Setting up such commissions after the end of civil wars is not a novel experience. The ‘Truth and Reconciliation Commission’ established after the end of the civil war in South Africa was one such commission. This commission was not an answer to the international community, instead it was a means of discovering ways to minimize animosity and erase mistrust.
However, the LLRC was set up to show the world that a local mechanism exists for the process of accountability. This was a counter measure to the threat faced by the government of an international mechanism being set up with the direct involvement of the UN or the International Human Rights Council.
In such a situation, compiling an incomplete report that merely brushes the surface of a civil war that existed for more than three decades is a very risky move. Incomplete conclusions and incomplete proposals that are arrived based on incomplete information would complicate the issue further. In such a situation, the stand the government took stating the Darusman commission report was unilateral would have no validity. It is no coincidence that such pathetic destinies are met when answers (not solutions) for issues are sought not for exploration, examination and implementation but to please or deceive others.
The Commission showed inadequate qualities from its inception. The commission was not assigned to review the separatism that was active militarily for more than 30 years or local factors and historical conditions that influenced its birth. On the other hand the commission did not have as its objective to review the contributions from neighbouring India towards the activities of separatist forces. The commission had to review only incidents that occurred during the period from the signing of the cease-fire agreement to the end of the war. Here too they were expected just to scratch the surface without going into the depth of socio-economic-political factors that influenced the war.
There were accusations that the functioning of the commission from May 2010 to May 2011 did not create opportunities for a broad section of the masses to express their views. There were charges that sufficient time was not given when evidence was recorded from the people in the North and the East and certain political groups affiliated to the government threatened those who came forward to give evidence before the commission.

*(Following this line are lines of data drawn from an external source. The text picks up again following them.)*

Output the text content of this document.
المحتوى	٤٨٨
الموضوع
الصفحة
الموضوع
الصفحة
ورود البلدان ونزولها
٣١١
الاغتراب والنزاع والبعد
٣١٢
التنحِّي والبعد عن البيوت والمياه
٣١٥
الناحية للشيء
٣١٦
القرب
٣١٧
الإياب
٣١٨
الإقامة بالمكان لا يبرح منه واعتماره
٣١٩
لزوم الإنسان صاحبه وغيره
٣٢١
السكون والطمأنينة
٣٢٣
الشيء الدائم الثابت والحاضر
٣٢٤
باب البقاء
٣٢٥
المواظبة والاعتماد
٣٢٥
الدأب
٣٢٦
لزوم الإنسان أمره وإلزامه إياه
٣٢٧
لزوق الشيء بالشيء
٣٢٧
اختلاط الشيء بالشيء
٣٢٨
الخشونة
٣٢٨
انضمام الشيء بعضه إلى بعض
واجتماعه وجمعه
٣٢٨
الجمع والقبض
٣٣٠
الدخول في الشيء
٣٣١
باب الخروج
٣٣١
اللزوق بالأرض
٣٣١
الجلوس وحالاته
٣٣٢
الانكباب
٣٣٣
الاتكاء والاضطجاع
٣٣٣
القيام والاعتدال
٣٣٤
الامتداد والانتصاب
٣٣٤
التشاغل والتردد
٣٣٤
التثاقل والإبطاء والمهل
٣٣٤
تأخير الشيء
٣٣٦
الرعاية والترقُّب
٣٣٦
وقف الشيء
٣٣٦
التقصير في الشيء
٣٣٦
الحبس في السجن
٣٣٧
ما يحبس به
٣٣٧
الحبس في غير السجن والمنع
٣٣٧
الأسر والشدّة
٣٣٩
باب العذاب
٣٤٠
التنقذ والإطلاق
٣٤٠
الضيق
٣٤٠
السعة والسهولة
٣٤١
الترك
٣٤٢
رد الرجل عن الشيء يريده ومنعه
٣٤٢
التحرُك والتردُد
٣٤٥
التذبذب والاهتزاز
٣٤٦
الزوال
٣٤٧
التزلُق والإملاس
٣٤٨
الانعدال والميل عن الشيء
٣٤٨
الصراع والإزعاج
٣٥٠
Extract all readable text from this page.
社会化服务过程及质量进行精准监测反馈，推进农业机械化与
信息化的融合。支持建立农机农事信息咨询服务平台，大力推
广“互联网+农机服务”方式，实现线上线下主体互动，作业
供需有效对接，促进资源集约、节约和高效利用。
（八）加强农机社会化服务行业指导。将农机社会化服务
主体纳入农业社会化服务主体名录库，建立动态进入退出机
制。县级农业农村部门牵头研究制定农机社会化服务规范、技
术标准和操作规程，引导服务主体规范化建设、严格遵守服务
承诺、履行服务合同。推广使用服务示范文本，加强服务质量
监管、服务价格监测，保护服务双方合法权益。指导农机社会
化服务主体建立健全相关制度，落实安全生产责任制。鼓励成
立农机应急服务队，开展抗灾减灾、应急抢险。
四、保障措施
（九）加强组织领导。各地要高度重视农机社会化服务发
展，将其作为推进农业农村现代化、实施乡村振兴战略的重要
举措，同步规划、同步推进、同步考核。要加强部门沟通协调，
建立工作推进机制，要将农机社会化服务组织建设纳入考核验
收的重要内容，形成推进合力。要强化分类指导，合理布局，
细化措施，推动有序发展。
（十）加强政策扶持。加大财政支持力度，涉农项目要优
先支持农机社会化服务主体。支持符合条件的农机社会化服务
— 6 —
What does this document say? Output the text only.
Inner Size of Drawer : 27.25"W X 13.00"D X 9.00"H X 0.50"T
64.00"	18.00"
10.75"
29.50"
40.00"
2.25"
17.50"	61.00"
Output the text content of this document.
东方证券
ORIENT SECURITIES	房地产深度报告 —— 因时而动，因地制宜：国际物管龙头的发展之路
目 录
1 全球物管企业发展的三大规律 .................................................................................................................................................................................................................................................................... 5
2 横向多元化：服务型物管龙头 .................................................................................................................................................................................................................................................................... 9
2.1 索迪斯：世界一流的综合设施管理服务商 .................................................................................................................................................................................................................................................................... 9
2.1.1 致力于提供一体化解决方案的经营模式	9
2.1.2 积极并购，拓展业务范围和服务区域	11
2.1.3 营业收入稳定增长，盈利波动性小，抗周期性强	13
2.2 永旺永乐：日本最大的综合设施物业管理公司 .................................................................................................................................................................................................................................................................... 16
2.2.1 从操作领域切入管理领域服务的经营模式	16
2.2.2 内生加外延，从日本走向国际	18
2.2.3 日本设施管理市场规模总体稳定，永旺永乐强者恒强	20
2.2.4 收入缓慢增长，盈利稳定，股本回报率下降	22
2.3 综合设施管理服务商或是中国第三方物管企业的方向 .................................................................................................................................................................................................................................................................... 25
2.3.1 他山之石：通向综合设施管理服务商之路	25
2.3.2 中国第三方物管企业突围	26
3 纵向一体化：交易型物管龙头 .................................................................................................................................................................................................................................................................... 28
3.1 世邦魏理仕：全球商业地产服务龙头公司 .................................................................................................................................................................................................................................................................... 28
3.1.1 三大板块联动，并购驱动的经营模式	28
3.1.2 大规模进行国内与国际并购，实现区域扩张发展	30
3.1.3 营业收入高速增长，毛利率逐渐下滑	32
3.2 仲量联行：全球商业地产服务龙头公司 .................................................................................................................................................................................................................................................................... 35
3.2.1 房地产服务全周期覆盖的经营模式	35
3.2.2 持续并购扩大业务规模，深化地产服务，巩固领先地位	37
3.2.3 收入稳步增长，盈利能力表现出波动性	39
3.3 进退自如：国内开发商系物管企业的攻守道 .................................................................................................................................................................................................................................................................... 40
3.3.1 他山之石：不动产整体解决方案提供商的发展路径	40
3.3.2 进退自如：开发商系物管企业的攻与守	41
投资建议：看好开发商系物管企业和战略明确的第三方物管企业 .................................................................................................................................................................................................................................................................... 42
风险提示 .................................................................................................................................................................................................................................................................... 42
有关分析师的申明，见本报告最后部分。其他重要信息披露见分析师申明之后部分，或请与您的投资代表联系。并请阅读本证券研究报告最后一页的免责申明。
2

The government has not been able to establish civil administration in the North. The commission of the government too has not realized this situation or it has been careful not to embarrass the government by exposing it.
The commission that has made a very meek suggestion of investigating the EPDP, a faction of the government, is insensitive to the government’s political pressure applied in suppressing the public opinion in the North and denying political rights to other parties. The commission expresses its satisfaction for the withdrawal of emergency regulations but does recognise that this act has been nullified due to the continuation of the Prevention of Terrorism Act (PTA). As the commission has made the period of war its field of inquiry it, like a man walking with closed eyes at noon, avoids suggesting any solutions for issues of the disappeared and those who are detained under the PTA.
As such, it is futile to judge or consider proposals of the report as good or bad ones. For, the commission has been unable not only to find solutions for the challenging task of reconciliation between communities which it was named for, but has not even been able to question acts that hinder reconciliation process such as the undemocratic administration of the government and non-establishment of good governance.
Most of the recommendations of the commissions are what the government should have done before. According to today’s expression they are ‘expired’ goods. The government should contain the risk of marketing ‘expired goods’ internationally and locally. This is the challenge the government will have to face when the report is presented as an ‘answer.’